Five things to watch in Bears-Browns preseason gameSeptember 3rd, 2009 - 12:36 pm
After three preseason games, most players are spent and just want the regular season to begin. A lot of them are wiped out after the training camp portion of the preseason is finished. In the fourth game of the preseason, most positions on the roster are already figured out. Starters may play a series or two, if at all, and they are most likely set in stone by now while the key backups just might be jostling for a position on the depth chart.
However, there is a small portion of players — call them “bubble players” — throughout the league that have one last chance at making an impression and trying to make the 53-man roster. It’s because of this competition that football fans should still tune in to an otherwise meaningless game in which a player like Jay Cutler might not even take a snap.
Here are five things to watch in the Bears-Browns preaseason finale:
1. The running back depth chart
The Bears carried four running backs last year because they felt strongly in Adrian Peterson’s ability as a special teams player and were unsure about the health of Kevin Jones’ knee. They might do that again this year, but Peterson might be more on the bubble than he was last year. The team likes Garrett Wolfe as a change-of-pace back who can get the ball in space and make things happen. Also working in Wolfe’s favor is that he contributed on special teams last year and the diminutive player came up big in that aspect, leading the team in special teams tackles until he got hurt later in the season. Pay attention to how Jones and Peterson run the ball.
2. Last stand for wide receivers
They may not have any superstars at the position, but the Bears have a deep corps of receivers at about the same talent level and will have to make a tough choice in cutting one or more of them. It’s likely that the Bears will keep six at the position, and starters Devin Hester and Earl Bennett are already set in stone. Because of their status as draft picks, Juaquin Iglesias and Johnny Knox are likely to stay on board because neither one would make it back to the practice squad if they were cut. That leaves two spots open for Devin Aromashodu, Brandon Rideau, and Rashied Davis. The Bears value Davis’ special teams ability, so he looks like he could stick with the roster solely on that. Jay Cutler prefers Aromashodu, but the Bears’ coaching staff and Jerry Angelo have the final say in that decision, not Cutler. Rideau looks like the odd man out, though. Everybody has one final game to change some minds, even though Lovie Smith said most positions are already decided.

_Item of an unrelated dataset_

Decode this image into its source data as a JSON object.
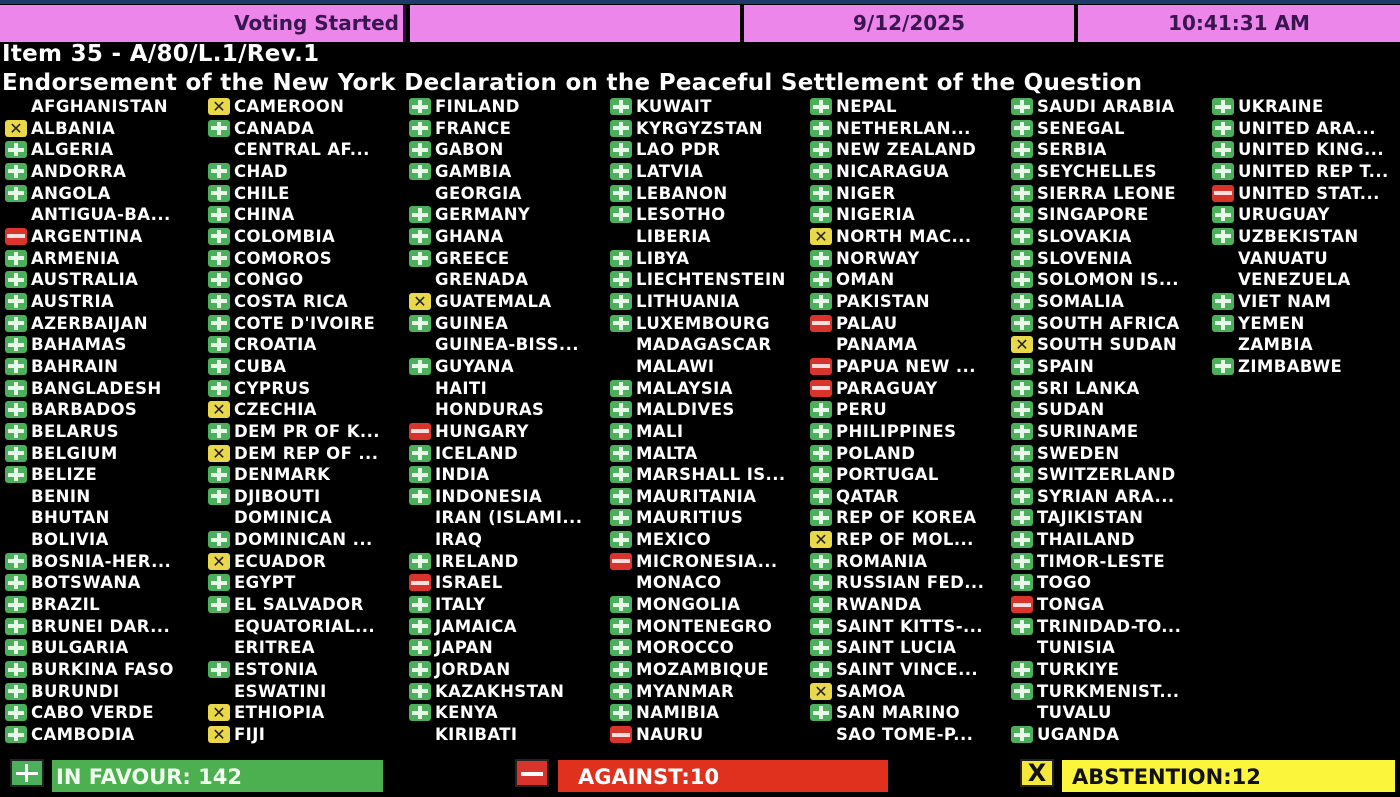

3. Three or four tight ends?
Greg Olsen and Desmond Clark form a talented pass-catching duo that can combine for 100 receptions this year. But that’s solely what they do: catch passes. The Bears brought in Michael Gaines this offseason to help with blocking, but he really hasn’t made much of an impact, other than to light a fire under second-year pro Kellen Davis. Davis has played well in the preseason for the second straight year and is listed above Gaines on the depth chart. Whether or not Gaines makes the roster could hinge on if the Bears choose to keep three or four running backs. Keep an eye on the battle between Davis and Gaines against the Browns.
4. Sorting out the linebackers
I’ve said all preseason that the linebacker position is the deepest on the team and now the Bears will have to sort through what they have and pick the best of the bunch. Lance Briggs, Brian Urlacher, and Pisa Tinoisamoa are the starters, which leaves open three or four more spots. Hunter Hillenmeyer, despite his declining skills, figures to stay due to his knowledge of the system and reliability in a pinch. Nick Roach, last year’s starter on the strong side at the end of the season, and Jamar Williams also seem likely to stay. It seems logical that the team would keep Darrell McClover, whom they signed this past week for special teams. That would likely indicate Marcus Freeman and Kevin Malast are out the door.
5. Secondary issues
Veteran cornerback Rod Hood signed with the team on Tuesday, and while his roster spot isn’t set in stone, it would seem they brought him in there because they were unhappy with how Trumaine McBride performed this preseason, particularly against Denver this past weekend. There were reports that Zack Bowman and/or Danieal Manning could see playing time against Cleveland, and that could help clear up the muddled secondary picture. And then the question is whether rookie Al Afalava is competing with Manning at free safety or Kevin Payne at strong safety. About the only sure thing in the secondary is that when Charles Tillman returns from his injury, he’ll assume his starting spot. Hood, Nathan Vasher, McBride, rookie D.J. Moore, Craig Steltz, and Corey Graham are all fighting for either a roster spot or a particular role on the defense.